I know this topic is getting old, but it's something I'm still dealing with. And honestly, it's a process rather than a product anyway, so it makes sense that I'm back in this space to reflect and generate new strategies going forward.
I've been trying to exercise regularly and get my eating into a healthy pattern. Before I focus on what I'm not doing and what's not working, I should celebrate the progress I've made. I am now exercising an average of two times a week! (The exclamation mark is a forced attempt to celebrate something that feels very small). But this is not the time for self-judgement--I'm going to celebrate my two times a week! It's progress for sure.
And I still have a plan for fitting in that third day--I just need to schedule it on Sunday so I follow through with it.
And stretching before bed. I just need to do it. It needs to be a non-negotiable, like teeth-brushing (although I have to confess that I sometimes crash at 7:30pm after Tate goes to sleep and I skip my oral hygiene routine all together).
So when I brush and floss my teeth, I also need to stretch. Why do I struggle to fit this into my life right now? Because it hurts and it's not fun. But it is necessary, so I need to just make myself do it. It can be as short as a three-minute process.
And then there is the eating. Dealing with the surface issues is not enough. Trying to put routines in place to regulate my eating is not working.

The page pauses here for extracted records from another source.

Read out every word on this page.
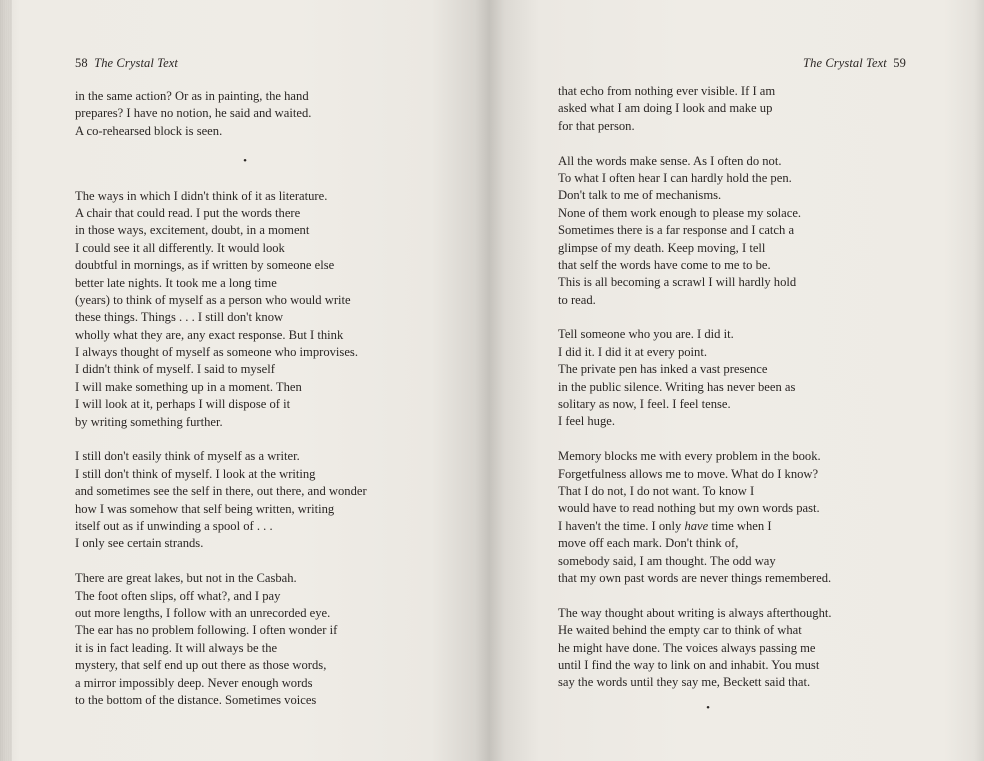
58 The Crystal Text
in the same action? Or as in painting, the hand
prepares? I have no notion, he said and waited.
A co-rehearsed block is seen.
•
The ways in which I didn't think of it as literature.
A chair that could read. I put the words there
in those ways, excitement, doubt, in a moment
I could see it all differently. It would look
doubtful in mornings, as if written by someone else
better late nights. It took me a long time
(years) to think of myself as a person who would write
these things. Things . . . I still don't know
wholly what they are, any exact response. But I think
I always thought of myself as someone who improvises.
I didn't think of myself. I said to myself
I will make something up in a moment. Then
I will look at it, perhaps I will dispose of it
by writing something further.
I still don't easily think of myself as a writer.
I still don't think of myself. I look at the writing
and sometimes see the self in there, out there, and wonder
how I was somehow that self being written, writing
itself out as if unwinding a spool of . . .
I only see certain strands.
There are great lakes, but not in the Casbah.
The foot often slips, off what?, and I pay
out more lengths, I follow with an unrecorded eye.
The ear has no problem following. I often wonder if
it is in fact leading. It will always be the
mystery, that self end up out there as those words,
a mirror impossibly deep. Never enough words
to the bottom of the distance. Sometimes voices
The Crystal Text 59
that echo from nothing ever visible. If I am
asked what I am doing I look and make up
for that person.
All the words make sense. As I often do not.
To what I often hear I can hardly hold the pen.
Don't talk to me of mechanisms.
None of them work enough to please my solace.
Sometimes there is a far response and I catch a
glimpse of my death. Keep moving, I tell
that self the words have come to me to be.
This is all becoming a scrawl I will hardly hold
to read.
Tell someone who you are. I did it.
I did it. I did it at every point.
The private pen has inked a vast presence
in the public silence. Writing has never been as
solitary as now, I feel. I feel tense.
I feel huge.
Memory blocks me with every problem in the book.
Forgetfulness allows me to move. What do I know?
That I do not, I do not want. To know I
would have to read nothing but my own words past.
I haven't the time. I only have time when I
move off each mark. Don't think of,
somebody said, I am thought. The odd way
that my own past words are never things remembered.
The way thought about writing is always afterthought.
He waited behind the empty car to think of what
he might have done. The voices always passing me
until I find the way to link on and inhabit. You must
say the words until they say me, Beckett said that.
•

I still need to have those things, but I also need to approach it from an internal place.
Let me think about it from an external place first:
- Exercising one more time per week is likely to motivate me to eat better. It's a neat cycle once it's in play. The more I exercise, the healthier I want to eat and the healthier I eat the better I feel and the more I want to exercise.
- Matt and I have done a really good job of cooking meals nearly every night (thanks to bulk prep on Sunday or food ingredients delivery on Monday). But there are those nights when we're both too stressed or tired to cook even an easy meal. It's so much more fun to walk to the restaurant in our neighborhood. I think on those nights it would help to have healthy frozen pizzas on hand. They are truly quick and easy and healthier than the food we eat when we go out.
- State my intentions: I really, really need Matt's help on this front. I need him to stop suggesting that he go pick up dessert for us (oh how delicious ice cream tastes at the end of a stressful day!). I think it would also help for my colleagues to know my intentions. I might be more likely to hold myself accountable if I could talk about my progress with them every day.
- Start with a healthy breakfast. I've been slipping into the routine of grabbing a protein bar rather than making a green smoothie. I need the vitamins and the fiber and the calcium.
- Commit to a morning snack. I'm hungry around 10am and I need to have an easy, go-to snack so I'm not setting myself up over eat at lunch. Maybe I'll do a cheese stick in the morning and fruit in the afternoon.
- Find something healthy that also brings me joy. Matt and I have been trying to go out on a date lunch once a week. It is so tempting to go out for something and unhealthy. We need to find a spot that's healthy and fun. Maybe Eastside Café? Or sushi? Or sandwiches?
- So that would cover breakfast, snacks, dinner, and dates. When else do I find myself overeating or gravitating toward something unhealthy? Lunchtime. I think we should just stocked up on inexpensive healthy frozen meals. I hate the packaging and processed nature but it feels like a necessary evil right now.